Roberts, meanwhile, was visible during the first quarter of the season mostly when he was taking an ill-conceived penalty, and there were growing suspicions his age (41) had finally caught up with him. (It didn't help, obviously, that he had a nagging respiratory ailment, compounded by asthma.) In recent games, though, he has been an absolute bull, routinely approaching the level he reached during the stretch drive and playoffs in the spring. His forechecking has been ferocious, he's hitting with great vigor and when opponents -- even rugged ones like Sutton, who had five inches and 30 pounds on Roberts -- opt to drop their gloves with him, they generally get an up-close-and-personal look at the knuckles on his left hand.
Q: General managers are saying that the salary cap makes it harder to trade players because they can't eat part of a salary for the other team. Given that, why are GMs making it harder for themselves by signing players to 12-year contracts? The Flyers' deal with Mike Richards is simply mind-blowing. What are their options if, three years down the road, he blows out his knees? Do they really want to have a nine-year cap hit for a guy who can no longer play? Or what if he becomes a malcontent and wants traded in three years? It just seems that some of the GMs are trying to break the league again.
Ryan Milliron, Erie
MOLINARI: Mike Richards is a terrific two-way player, and the view from the this side of the Commonwealth is that there's absolutely no reason to believe he will morph into a malcontent, or any other sort of negative presence on his team. Frankly, he's a guy 29 other clubs would have to have.
It doesn't seem like there's much danger that getting a guaranteed contract reported to be worth about $69 million will cause Richards to lose of his zest for his work, and even if his career would be cut short by an injury, the league's collective bargaining agreement provides salary relief for a team that loses a player because of a long-term medical problem.
Clearly, locking up Richards, a guy Philadelphia's management views as a key part of that franchise's foundation in coming seasons, has some benefits, but there also are trade-offs and gambles for both sides. The Flyers are betting that his caliber of play will not decline -- their salary-cap hit won't change, even if his productivity does -- and Richards is passing on a chance to possibly earn more money (not that he can't get by on $69 million) by exploring free agency when he would have become eligible, or by signing a series of conventional-length contracts that would allow his market value to rise.
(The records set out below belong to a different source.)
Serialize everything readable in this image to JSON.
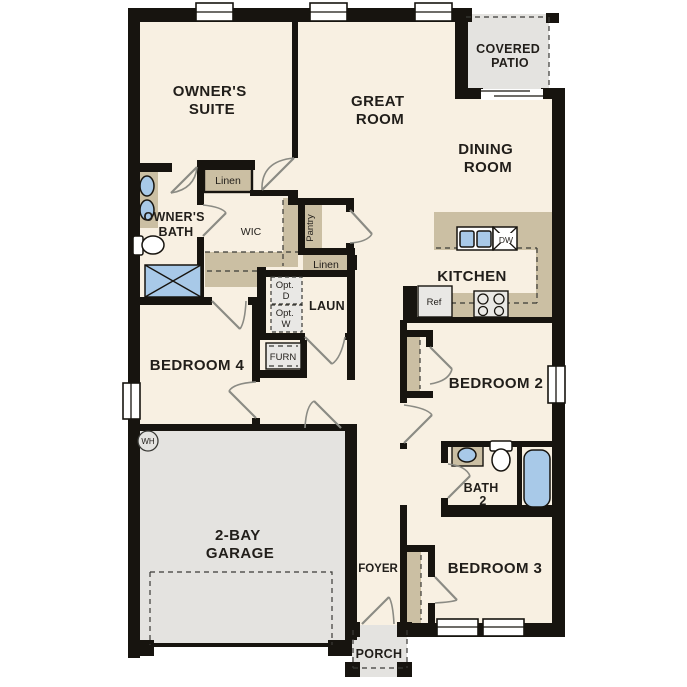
{
  "title": "Single-story floor plan",
  "palette": {
    "wall": "#17140f",
    "floor": "#f8f0e2",
    "tan": "#cbbfa3",
    "gray": "#e4e3e0",
    "grayLight": "#e9e8e5",
    "blue": "#a8c9e8",
    "arc": "#8b8b84",
    "dash": "#3a3a36",
    "label": "#211e1a"
  },
  "labels": {
    "owners_suite": [
      "OWNER'S",
      "SUITE"
    ],
    "great_room": [
      "GREAT",
      "ROOM"
    ],
    "covered_patio": [
      "COVERED",
      "PATIO"
    ],
    "dining_room": [
      "DINING",
      "ROOM"
    ],
    "kitchen": "KITCHEN",
    "owners_bath": [
      "OWNER'S",
      "BATH"
    ],
    "wic": "WIC",
    "linen_wic": "Linen",
    "pantry": "Pantry",
    "linen_hall": "Linen",
    "laundry": "LAUN",
    "opt_dryer": [
      "Opt.",
      "D"
    ],
    "opt_washer": [
      "Opt.",
      "W"
    ],
    "furnace": "FURN",
    "bedroom4": "BEDROOM 4",
    "bedroom2": "BEDROOM 2",
    "bath2": [
      "BATH",
      "2"
    ],
    "bedroom3": "BEDROOM 3",
    "garage": [
      "2-BAY",
      "GARAGE"
    ],
    "foyer": "FOYER",
    "porch": "PORCH",
    "water_heater": "WH",
    "refrigerator": "Ref",
    "dishwasher": "DW"
  }
}
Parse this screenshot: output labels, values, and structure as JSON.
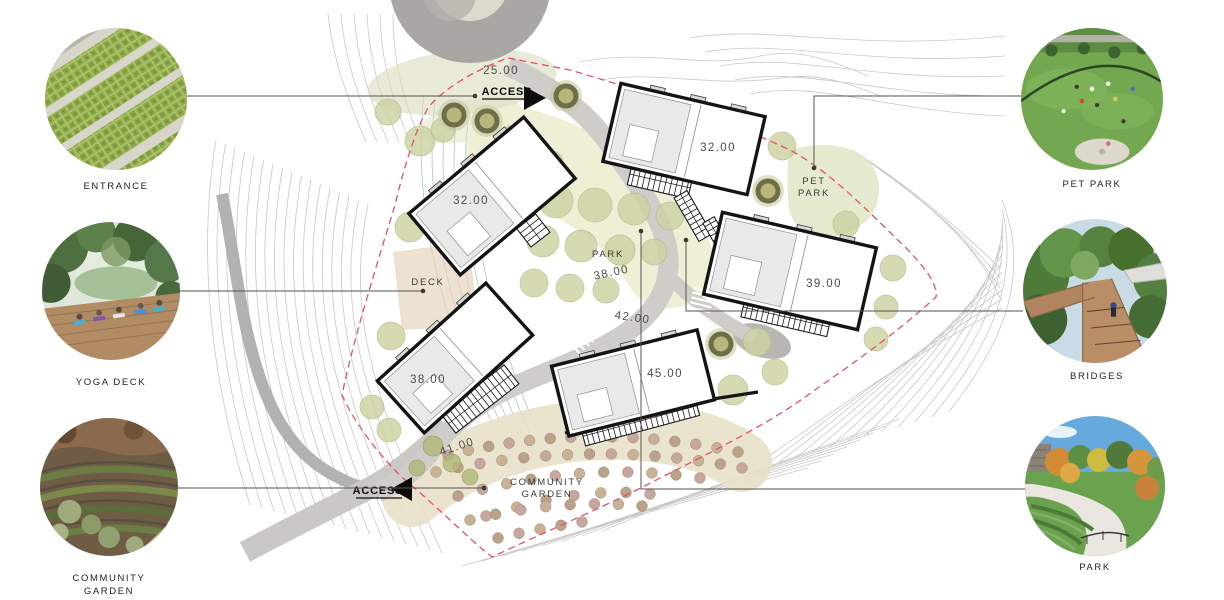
{
  "legend_left": [
    {
      "label": "ENTRANCE"
    },
    {
      "label": "YOGA DECK"
    },
    {
      "label": "COMMUNITY GARDEN"
    }
  ],
  "legend_right": [
    {
      "label": "PET PARK"
    },
    {
      "label": "BRIDGES"
    },
    {
      "label": "PARK"
    }
  ],
  "plan": {
    "elevations": [
      {
        "text": "25.00",
        "x": 501,
        "y": 74
      },
      {
        "text": "32.00",
        "x": 471,
        "y": 204
      },
      {
        "text": "32.00",
        "x": 718,
        "y": 151
      },
      {
        "text": "39.00",
        "x": 824,
        "y": 287
      },
      {
        "text": "38.00",
        "x": 428,
        "y": 383
      },
      {
        "text": "45.00",
        "x": 665,
        "y": 377
      }
    ],
    "road_labels": [
      {
        "text": "38.00",
        "x": 612,
        "y": 276,
        "rot": -12
      },
      {
        "text": "42.00",
        "x": 632,
        "y": 321,
        "rot": 8
      },
      {
        "text": "41.00",
        "x": 458,
        "y": 450,
        "rot": -18
      }
    ],
    "place_labels": [
      {
        "text": "PARK",
        "x": 608,
        "y": 257
      },
      {
        "text": "DECK",
        "x": 428,
        "y": 285
      },
      {
        "text": "PET",
        "x": 814,
        "y": 184
      },
      {
        "text": "PARK",
        "x": 814,
        "y": 196
      },
      {
        "text": "COMMUNITY",
        "x": 547,
        "y": 485
      },
      {
        "text": "GARDEN",
        "x": 547,
        "y": 497
      }
    ],
    "access_labels": [
      {
        "text": "ACCESS",
        "x": 507,
        "y": 95,
        "dir": "right"
      },
      {
        "text": "ACCESS",
        "x": 378,
        "y": 494,
        "dir": "left"
      }
    ]
  },
  "colors": {
    "boundary_dashed": "#E8506A",
    "road": "#CECDC9",
    "road_dark": "#B2B2B0",
    "tree_green": "#CCD3A2",
    "contour_gray": "#C8C8C6",
    "contour_teal": "#96C1B8",
    "leader_line": "#56524C"
  }
}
Contracts that run more than a decade, like the Richards deal or the 15-year one goalie Rick DiPietro has with the New York Islanders, will remain the exception, not the rule, in the NHL, but figure to become more common as teams try to lock up players they regard as indispensable pieces of their future.
Consider that a by-product, at least in part, of the contract restricted free agent Dustin Penner, late of Anaheim, got from Edmonton during the summer. With that precedent, general managers are understandably concerned that one of their colleagues will offer a restricted free agent a contract that exceeds his generally accepted value, thus forcing his original team to either lose a player it would like to retain or overpay to keep him.